Мысли мои, следуя строго заданному курсу самоуничижения, изобретательно находили самые изощренные ругательства для моего бестолкового поведения. Больше половины новых слов, рождавшихся в моей голове, были абсолютно непроизносимыми в приличном обществе. А все остальные подводили к одному выводу: «Это каким идиотом надо быть, чтобы заблудиться в трех палубах от собственной каюты». План, начертанный резцом на стене коридора, никак не помогал мне сориентироваться. Чем больше я на него смотрел, тем больше изумлялся. Во-первых, было непонятно, где я находился. А во-вторых, я не соображал, как вообще смог потеряться. Вроде, преследуя плод своего воображения, я не мог так далеко забраться, чтобы даже в теории не представлять, куда меня занесло. Горестно вздыхая перед планом гигантской, без преувеличения, палубы, я в который раз пытался понять, где же я и куда мне двигаться, чтобы вернуться к себе.

В конце длинного коридора мне вновь почудилось движение, и я, оторвавшись от плана палубы, побежал, топая тяжелыми армейскими ботинками, в надежде застать прятавшееся от меня существо. Но, добежав до развилки и осмотрев проходы, терявшиеся в чудовищной дали, я, как и в прошлые разы, конечно, никого не увидел. Искренне считая, что это Орпенн надо мной издевается, я зло выругался сквозь зубы и уже не торопясь пошел назад к плану палубы.

Я был уже настолько измотан беготней за «призраком», что подмывало плюнуть на эту идиотскую охоту и пойти, спрятаться в свою камеру человеческого проживания. Было холодно. Сыро и холодно. И хотя бег помогал согреться, но стоило вот так остановиться где-либо, и пот, выступивший под легким летным комбинезоном, начинал остывать, принося неприятные ощущения. Я даже подумывал облачиться в скафандр, чтобы не замерзнуть, но это значило вернуться на три палубы вниз, а я даже где спуск не представлял, настолько огромное расстояние я накрутил по этому ярусу и его коридорам.

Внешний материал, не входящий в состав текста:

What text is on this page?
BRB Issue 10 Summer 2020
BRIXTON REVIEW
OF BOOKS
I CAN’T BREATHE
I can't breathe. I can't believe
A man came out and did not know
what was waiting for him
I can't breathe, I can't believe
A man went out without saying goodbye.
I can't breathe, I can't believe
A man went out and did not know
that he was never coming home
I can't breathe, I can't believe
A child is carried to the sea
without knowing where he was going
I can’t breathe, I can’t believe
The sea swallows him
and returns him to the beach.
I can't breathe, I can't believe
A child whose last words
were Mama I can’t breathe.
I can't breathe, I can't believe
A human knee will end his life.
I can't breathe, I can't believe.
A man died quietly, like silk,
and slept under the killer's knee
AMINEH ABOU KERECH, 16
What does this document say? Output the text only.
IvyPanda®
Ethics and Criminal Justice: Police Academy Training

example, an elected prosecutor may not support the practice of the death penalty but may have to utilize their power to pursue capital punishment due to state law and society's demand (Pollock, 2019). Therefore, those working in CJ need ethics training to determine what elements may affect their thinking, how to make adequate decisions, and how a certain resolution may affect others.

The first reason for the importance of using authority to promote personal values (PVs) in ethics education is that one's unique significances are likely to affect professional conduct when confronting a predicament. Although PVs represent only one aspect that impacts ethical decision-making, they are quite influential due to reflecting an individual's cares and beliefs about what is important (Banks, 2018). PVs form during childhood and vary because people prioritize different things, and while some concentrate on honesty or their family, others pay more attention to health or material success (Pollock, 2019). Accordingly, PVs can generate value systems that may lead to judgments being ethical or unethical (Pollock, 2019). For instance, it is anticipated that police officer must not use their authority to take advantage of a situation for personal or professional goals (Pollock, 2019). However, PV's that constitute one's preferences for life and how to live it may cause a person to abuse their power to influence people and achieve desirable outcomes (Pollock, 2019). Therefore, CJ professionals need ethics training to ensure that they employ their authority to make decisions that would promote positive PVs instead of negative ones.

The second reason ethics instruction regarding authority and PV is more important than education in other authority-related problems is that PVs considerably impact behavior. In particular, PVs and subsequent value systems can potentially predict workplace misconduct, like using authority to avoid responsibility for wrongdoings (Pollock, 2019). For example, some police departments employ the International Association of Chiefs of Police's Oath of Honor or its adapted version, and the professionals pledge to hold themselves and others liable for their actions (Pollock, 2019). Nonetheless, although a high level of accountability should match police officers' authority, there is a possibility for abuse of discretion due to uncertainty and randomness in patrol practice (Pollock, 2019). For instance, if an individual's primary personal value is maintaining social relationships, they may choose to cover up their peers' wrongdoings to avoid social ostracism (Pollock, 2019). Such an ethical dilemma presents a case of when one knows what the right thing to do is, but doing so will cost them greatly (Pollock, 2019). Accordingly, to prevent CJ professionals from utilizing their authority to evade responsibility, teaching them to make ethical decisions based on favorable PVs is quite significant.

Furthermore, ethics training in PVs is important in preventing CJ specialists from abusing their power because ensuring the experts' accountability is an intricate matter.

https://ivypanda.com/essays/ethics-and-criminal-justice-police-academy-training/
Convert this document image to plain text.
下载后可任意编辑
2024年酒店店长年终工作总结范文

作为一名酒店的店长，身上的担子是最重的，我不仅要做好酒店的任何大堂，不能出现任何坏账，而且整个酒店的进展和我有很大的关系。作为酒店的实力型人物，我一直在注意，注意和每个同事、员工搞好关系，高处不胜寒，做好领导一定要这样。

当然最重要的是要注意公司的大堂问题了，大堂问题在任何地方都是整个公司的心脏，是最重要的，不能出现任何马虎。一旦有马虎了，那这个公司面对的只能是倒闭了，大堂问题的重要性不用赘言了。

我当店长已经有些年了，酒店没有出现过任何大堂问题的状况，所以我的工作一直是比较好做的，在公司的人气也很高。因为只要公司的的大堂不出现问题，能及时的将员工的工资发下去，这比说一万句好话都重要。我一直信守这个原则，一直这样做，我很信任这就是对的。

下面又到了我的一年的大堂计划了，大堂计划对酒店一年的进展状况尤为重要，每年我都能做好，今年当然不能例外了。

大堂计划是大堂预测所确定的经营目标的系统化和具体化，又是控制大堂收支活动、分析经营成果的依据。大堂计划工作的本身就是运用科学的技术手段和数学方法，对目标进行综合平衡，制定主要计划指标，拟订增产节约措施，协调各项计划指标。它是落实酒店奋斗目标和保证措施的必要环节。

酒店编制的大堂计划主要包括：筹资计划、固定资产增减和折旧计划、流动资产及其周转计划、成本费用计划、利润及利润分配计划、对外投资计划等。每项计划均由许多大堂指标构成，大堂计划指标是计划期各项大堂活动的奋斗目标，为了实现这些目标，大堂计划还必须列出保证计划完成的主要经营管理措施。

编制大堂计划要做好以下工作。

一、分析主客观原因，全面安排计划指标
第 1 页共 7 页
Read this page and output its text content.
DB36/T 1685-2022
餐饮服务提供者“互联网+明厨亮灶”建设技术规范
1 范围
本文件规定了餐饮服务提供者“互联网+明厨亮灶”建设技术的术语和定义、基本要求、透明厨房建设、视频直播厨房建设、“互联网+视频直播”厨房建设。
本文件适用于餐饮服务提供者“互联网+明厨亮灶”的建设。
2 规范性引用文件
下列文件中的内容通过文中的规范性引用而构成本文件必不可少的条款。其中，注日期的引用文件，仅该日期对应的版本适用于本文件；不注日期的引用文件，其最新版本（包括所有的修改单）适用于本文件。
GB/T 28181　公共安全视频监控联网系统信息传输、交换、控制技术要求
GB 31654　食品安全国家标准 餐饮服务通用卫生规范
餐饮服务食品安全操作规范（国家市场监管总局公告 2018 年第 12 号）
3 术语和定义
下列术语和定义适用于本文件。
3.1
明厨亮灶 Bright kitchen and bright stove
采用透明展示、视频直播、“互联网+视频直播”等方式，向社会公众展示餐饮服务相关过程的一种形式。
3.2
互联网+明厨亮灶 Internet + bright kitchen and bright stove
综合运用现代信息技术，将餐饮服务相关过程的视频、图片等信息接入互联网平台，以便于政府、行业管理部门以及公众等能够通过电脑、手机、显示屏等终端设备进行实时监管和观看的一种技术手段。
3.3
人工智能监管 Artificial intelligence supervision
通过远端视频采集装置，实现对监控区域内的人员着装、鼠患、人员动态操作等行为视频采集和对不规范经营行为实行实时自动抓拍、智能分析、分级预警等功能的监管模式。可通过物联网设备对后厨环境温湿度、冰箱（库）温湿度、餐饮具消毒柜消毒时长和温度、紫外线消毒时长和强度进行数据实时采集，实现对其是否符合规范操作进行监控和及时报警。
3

Ведя пальцем по плану, я наконец окончательно сообразил, куда мне, собственно, надо идти, и, подняв воротник и иногда поглядывая назад, непонятно чего опасаясь, я побрел в сторону ближайшего «колодца».

По трапу с гигантскими ступеньками я спустился на техническую палубу, где передвигались странные механизмы, и, не обращая на них никакого внимания, подошел к плану этого этажа, чтобы хоть представить, что на нем находится. Заметив два помещения, отмеченных символом человека, я поспешил к ним, уступая дорогу редким полумеханическим существам, ползущим по своим делам. В первой камере человеческого проживания я нашел все то же, что было и в моей: кровати, застеленные противным тонким пластиковым бельем; терминалы связи с Орпенном; мониторы, копирующие стандартные экраны информатеки; шкаф, в котором я подозревал наличие стандартного армейского скафандра. В общем, все было в точности так же, как в моей камере, за исключением беспорядка, который я развел у себя за недолгое время полета. Подойдя к «кормушке», я открыл дверцу и убедился, что она пуста. Есть хотелось уже прилично, но как заставить «кормушку» выдавать питание по моему требованию, я не знал. Пожав плечами, я попытался включить терминал связи с Орпенном, но, как и в моей каюте, он был абсолютно нерабочим, пока сам Орпенн не желал поговорить со мной. Не тратя времени, я вышел в коридор и направился назад к трапу. Хотелось уже добраться к себе и, приняв теплый душ, согреться и поесть.

Страдая от холода и сырости, я добрался до спуска и через пару пролетов был на своей палубе. Оставалось пройти метров триста, и я мог почувствовать себя в безопасности и тепле. Но не успел я сойти с трапа на площадку, как издалека сверху раздался довольно гулкий топот. Кто-то спускался по трапу палуб этак за десять – пятнадцать от меня. Это уже не был бестелесный призрак, за которым я охотился и сомневался, а не плод ли он моего воображения. Это были уже конкретные звуки, причем не похожие на почти бесшумное передвижение автоматов Орпенна. Ожидая только самого плохого, я зашел в коридор своей палубы и закрыл за собой массивную дверь, герметично отделившую меня от пролетов трапа. Прижавшись к смотровому окну, я тщетно выглядывал уже неслышимое существо и с опаской ждал, когда оно появится в поле зрения.